The UN Secretary General, Antonio Guterres, recently voiced concerns over possible leakage of radioactive material into Enewetak Atoll and presented this crater as "a kind of sarcophagus" .

Between 1946 and 1996, the United States, France and Britain conducted hundreds of nuclear tests on the Pacific Islands.

The Americans performed more than 100 trials, including 67 between 1946 and 1958 on the Bikini and Enewetak atolls of the Marshall Islands, halfway between Australia and Hawaii.

Two decades after the "Cactus" explosion on Runit Island, the US military dumped contaminated waste from dozens of other tests into its crater. Everything was covered in 1979 with a large circular cement dome 115 meters in diameter and 45 centimeters in thickness.

This storage solution should be temporary. And for cost reasons, the bottom of the crater was not isolated by a layer of cement, hence the fears of radioactive leaks.

Now, after four decades of exposure to the forces of nature, cracks have appeared in the dome. The structure is also threatened by sea-level rise caused by climate change and it is unclear what its resistance may be in the event of a strong typhoon.

Jack Ading, representative of the region in the Marshall Parliament, speaks of the dome located in a paradise landscape as "a monstrosity". "It's full of radioactive contaminants like Plutonium 239, one of the most toxic substances known to man."

"The sarcophagus has poison leaks in the immediate environment, and the worst is that they tell us not to worry about leaks because the levels of radioactivity outside the dome are at least as higher than inside, "he adds.

This dome has become a symbol of the heavy legacy left by the US nuclear testing program.

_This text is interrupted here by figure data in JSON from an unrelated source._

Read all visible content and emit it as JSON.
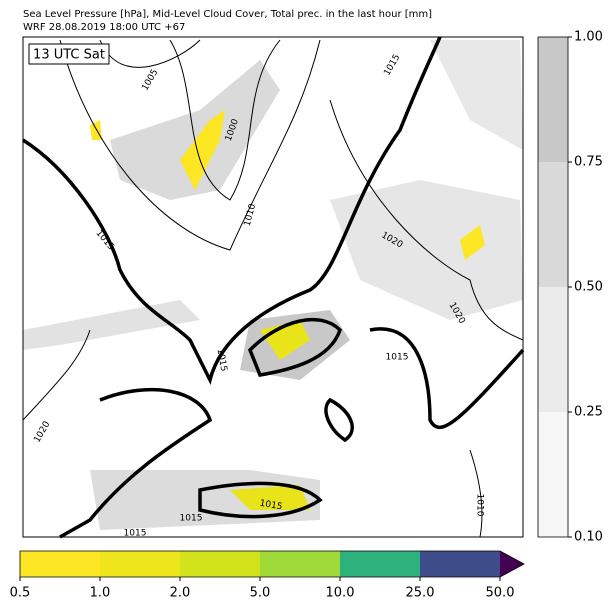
{
  "header": {
    "title": "Sea Level Pressure [hPa], Mid-Level Cloud Cover, Total prec. in the last hour [mm]",
    "subtitle": "WRF 28.08.2019 18:00 UTC +67"
  },
  "map": {
    "time_label": "13 UTC Sat",
    "contour_labels": [
      "1005",
      "1000",
      "1015",
      "1010",
      "1015",
      "1020",
      "1020",
      "1015",
      "1015",
      "1020",
      "1015",
      "1015",
      "1010",
      "1015"
    ]
  },
  "cloud_colorbar": {
    "ticks": [
      "0.10",
      "0.25",
      "0.50",
      "0.75",
      "1.00"
    ]
  },
  "precip_colorbar": {
    "ticks": [
      "0.5",
      "1.0",
      "2.0",
      "5.0",
      "10.0",
      "25.0",
      "50.0"
    ]
  }
}
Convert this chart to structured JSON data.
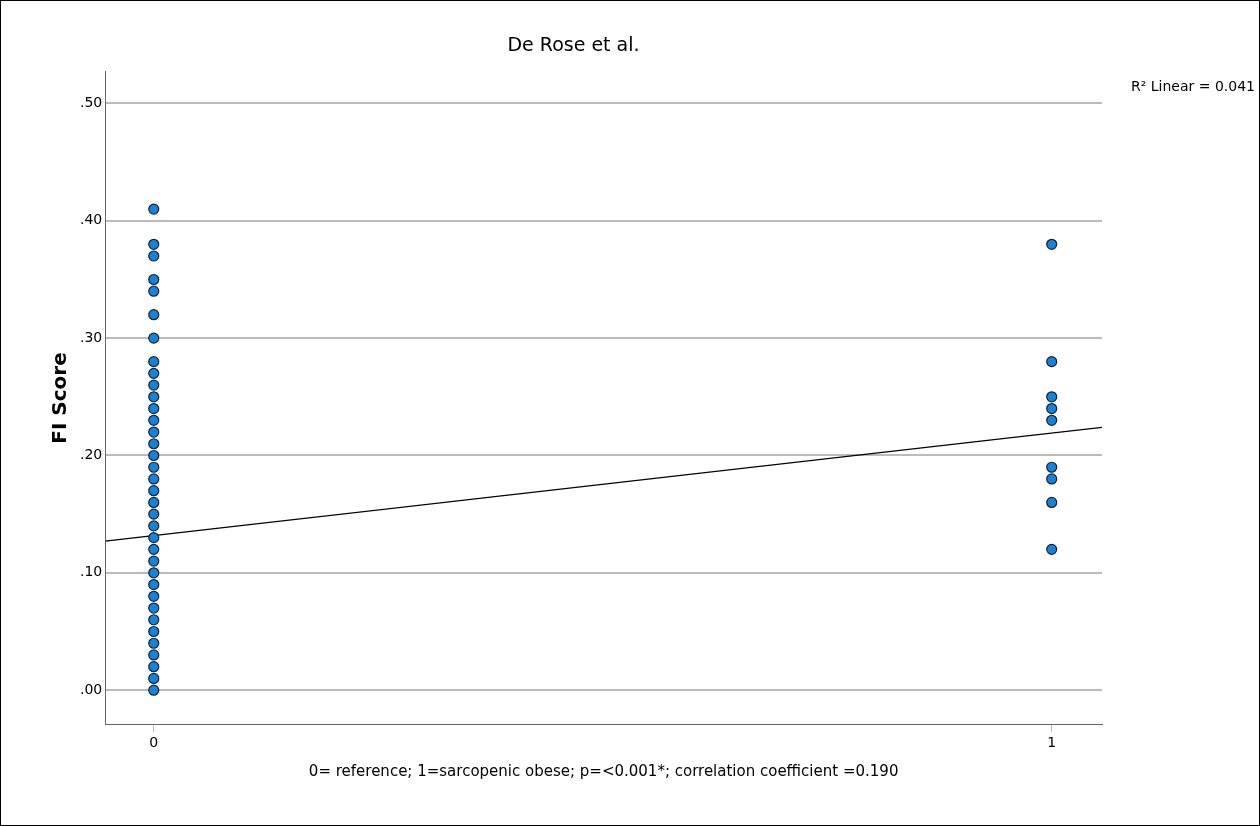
{
  "chart_data": {
    "type": "scatter",
    "title": "De Rose et al.",
    "xlabel": "0= reference; 1=sarcopenic obese; p=<0.001*; correlation coefficient =0.190",
    "ylabel": "FI Score",
    "annotations": [
      "R² Linear = 0.041"
    ],
    "xlim": [
      -0.054,
      1.056
    ],
    "xticks": [
      0,
      1
    ],
    "ylim": [
      -0.029,
      0.527
    ],
    "yticks": [
      {
        "value": 0,
        "label": ".00"
      },
      {
        "value": 0.1,
        "label": ".10"
      },
      {
        "value": 0.2,
        "label": ".20"
      },
      {
        "value": 0.3,
        "label": ".30"
      },
      {
        "value": 0.4,
        "label": ".40"
      },
      {
        "value": 0.5,
        "label": ".50"
      }
    ],
    "grid": "y",
    "marker": "circle",
    "series": [
      {
        "color": "#1f7fd0",
        "x": [
          0,
          0,
          0,
          0,
          0,
          0,
          0,
          0,
          0,
          0,
          0,
          0,
          0,
          0,
          0,
          0,
          0,
          0,
          0,
          0,
          0,
          0,
          0,
          0,
          0,
          0,
          0,
          0,
          0,
          0,
          0,
          0,
          0,
          0,
          0,
          0,
          1,
          1,
          1,
          1,
          1,
          1,
          1,
          1,
          1
        ],
        "values": [
          0.41,
          0.38,
          0.37,
          0.35,
          0.34,
          0.32,
          0.3,
          0.28,
          0.27,
          0.26,
          0.25,
          0.24,
          0.23,
          0.22,
          0.21,
          0.2,
          0.19,
          0.18,
          0.17,
          0.16,
          0.15,
          0.14,
          0.13,
          0.12,
          0.11,
          0.1,
          0.09,
          0.08,
          0.07,
          0.06,
          0.05,
          0.04,
          0.03,
          0.02,
          0.01,
          0.0,
          0.38,
          0.28,
          0.25,
          0.24,
          0.23,
          0.19,
          0.18,
          0.16,
          0.12
        ]
      },
      {
        "type": "line",
        "color": "#000000",
        "marker": "none",
        "x": [
          -0.054,
          1.056
        ],
        "values": [
          0.127,
          0.224
        ]
      }
    ]
  }
}
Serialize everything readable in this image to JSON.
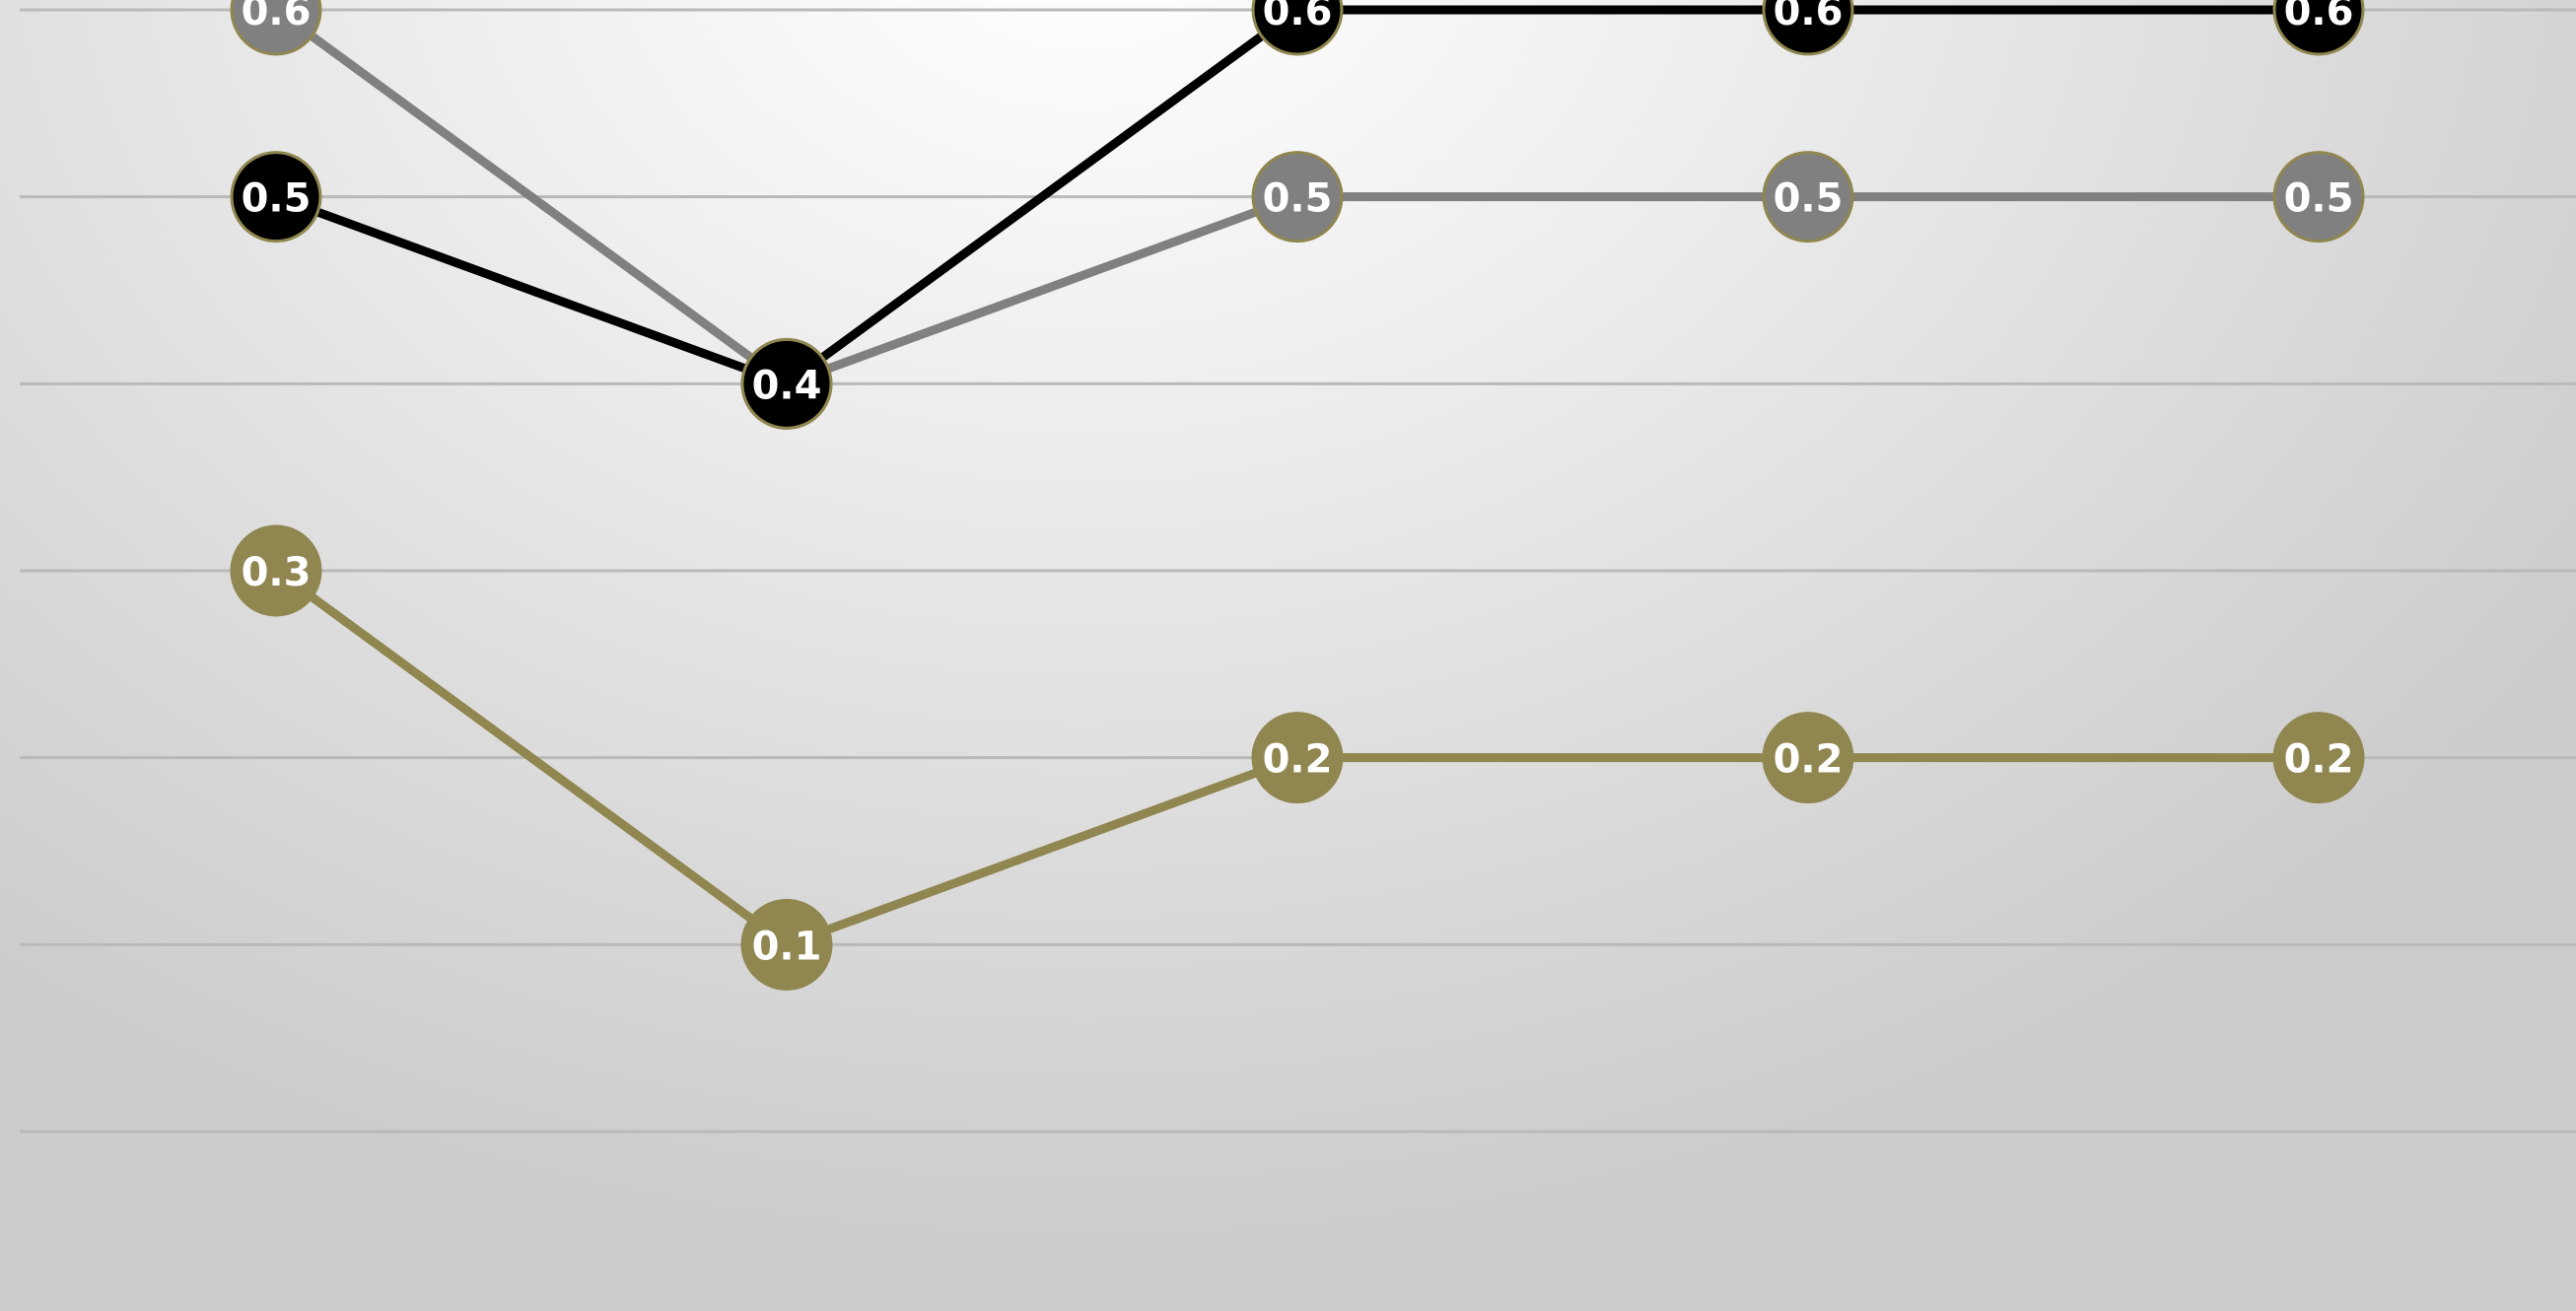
{
  "chart_data": {
    "type": "line",
    "categories": [
      "",
      "",
      "",
      "",
      ""
    ],
    "ylim": [
      0,
      0.6
    ],
    "grid": true,
    "legend": "none",
    "series": [
      {
        "color": "#000000",
        "values": [
          0.5,
          0.4,
          0.6,
          0.6,
          0.6
        ]
      },
      {
        "color": "#808080",
        "values": [
          0.6,
          0.4,
          0.5,
          0.5,
          0.5
        ]
      },
      {
        "color": "#8f8650",
        "values": [
          0.3,
          0.1,
          0.2,
          0.2,
          0.2
        ]
      }
    ],
    "data_labels": [
      [
        "0.5",
        "0.4",
        "0.6",
        "0.6",
        "0.6"
      ],
      [
        "0.6",
        "0.4",
        "0.5",
        "0.5",
        "0.5"
      ],
      [
        "0.3",
        "0.1",
        "0.2",
        "0.2",
        "0.2"
      ]
    ]
  }
}
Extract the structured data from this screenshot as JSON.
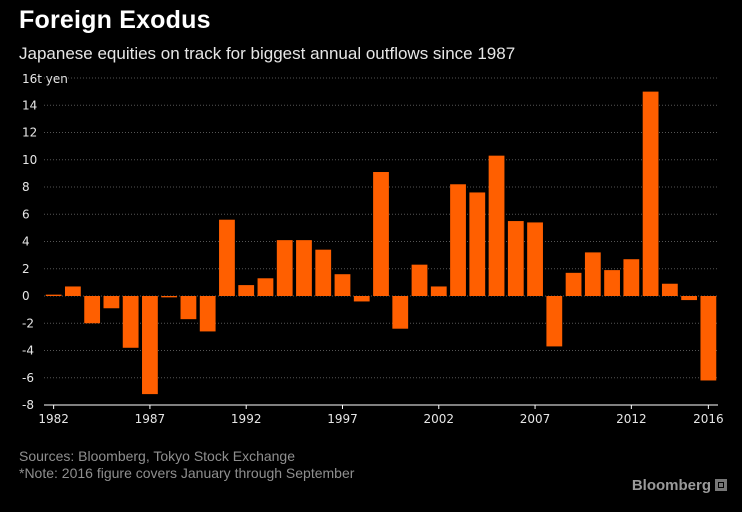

Many residents were forced to evacuate their land and thousands of others were affected by radioactivity. The population of Enewetak, also evacuated, could not return until 1980. About 800 people are living today on the southern tip of the atoll, about twenty kilometers from Runit.

After the withdrawal of the US military, the Marshall Islands government officially accepted a "full and final" payment intended to cover the impact of nuclear testing. In 2013, an American inspection suggested that the radioactive consequences in sediments were already so high that a break in the dome would not necessarily imply an increase in radiation exposure.